PFCC snorkelling template

Key points

  • Invite a wide range of people from multidisciplinary teams, including consultants, other clinical staff, managers, health care assistants, administrators, porters and catering staff. Often, practical ideas emerge from junior staff, who may see the patients most.
  • The number of people you invite will depend on the scale of the topic you are focusing on.
  • The most important element of this process is the storytelling. As soon as people hear each other’s stories, they connect with the issue emotionally and this motivates them.
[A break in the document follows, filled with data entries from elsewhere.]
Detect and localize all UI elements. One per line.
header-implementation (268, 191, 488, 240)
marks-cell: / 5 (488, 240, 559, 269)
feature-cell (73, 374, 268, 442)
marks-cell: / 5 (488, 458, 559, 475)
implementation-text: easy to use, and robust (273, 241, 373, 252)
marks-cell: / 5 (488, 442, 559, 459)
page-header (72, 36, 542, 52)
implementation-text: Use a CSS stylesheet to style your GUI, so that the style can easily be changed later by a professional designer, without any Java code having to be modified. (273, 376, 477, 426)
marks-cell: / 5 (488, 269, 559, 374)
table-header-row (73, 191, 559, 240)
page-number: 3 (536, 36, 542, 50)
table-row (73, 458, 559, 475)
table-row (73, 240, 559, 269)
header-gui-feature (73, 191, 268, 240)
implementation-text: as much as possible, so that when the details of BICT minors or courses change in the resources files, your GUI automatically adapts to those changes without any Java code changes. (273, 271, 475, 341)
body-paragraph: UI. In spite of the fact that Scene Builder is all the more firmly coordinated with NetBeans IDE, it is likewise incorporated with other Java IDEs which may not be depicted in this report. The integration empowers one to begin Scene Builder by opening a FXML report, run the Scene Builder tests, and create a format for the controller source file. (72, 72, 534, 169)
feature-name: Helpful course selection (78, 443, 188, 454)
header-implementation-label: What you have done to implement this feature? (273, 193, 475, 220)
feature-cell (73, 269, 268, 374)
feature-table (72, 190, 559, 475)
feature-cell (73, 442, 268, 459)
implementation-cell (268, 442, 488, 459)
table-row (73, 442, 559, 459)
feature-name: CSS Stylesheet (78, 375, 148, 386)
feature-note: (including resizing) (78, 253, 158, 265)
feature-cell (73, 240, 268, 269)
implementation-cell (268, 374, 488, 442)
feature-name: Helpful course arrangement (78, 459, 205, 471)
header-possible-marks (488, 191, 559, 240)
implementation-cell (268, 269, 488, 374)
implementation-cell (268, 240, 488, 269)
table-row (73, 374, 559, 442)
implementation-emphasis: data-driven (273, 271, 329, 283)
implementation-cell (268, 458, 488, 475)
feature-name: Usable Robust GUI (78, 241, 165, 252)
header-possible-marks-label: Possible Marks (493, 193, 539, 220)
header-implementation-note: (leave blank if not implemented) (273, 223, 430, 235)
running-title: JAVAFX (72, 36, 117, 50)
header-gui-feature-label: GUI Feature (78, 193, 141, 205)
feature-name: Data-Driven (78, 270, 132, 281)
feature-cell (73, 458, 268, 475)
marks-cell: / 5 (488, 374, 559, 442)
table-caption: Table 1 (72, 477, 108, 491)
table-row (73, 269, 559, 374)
  • Snorkelling has been run with as many as 300 people at one time, or just a handful. The room should be set up with staff seated around tables in groups of no more than 10 people.
  • If you have the available resources, at the brainstorming session ask individuals to write down their own ideas on Post-its which can be stuck to a piece of flipchart paper in the centre of each table. These can then be moved on to the matrix during the refining process. Otherwise, nominate someone at each table to write the group’s ideas down on a piece of flipchart paper.
  • At the brainstorming session, encourage people to think ‘outside the box’, with ideas from outside health care, and to be as wild as they like. This makes the activity fun and gives people the confidence to come up with really creative, innovative ideas.
  • The event could be facilitated by someone in a service improvement role or someone in a PFCC lead role with experience in facilitation, or a frontline ward manager with their own team.
  • When facilitating, try to move around the room and listen to what the different tables are discussing.
  • Before the brainstorming exercise, acknowledge to the whole group that some people may find this activity hard. Move around the room to support anyone who feels stuck and unable to come up with ideas and to help participants focus on the topic in question.
  • Prepare some wild or unusual ideas of your own that you can suggest to the group, to demonstrate that all ideas are welcomed and help them enter into the sense of fun.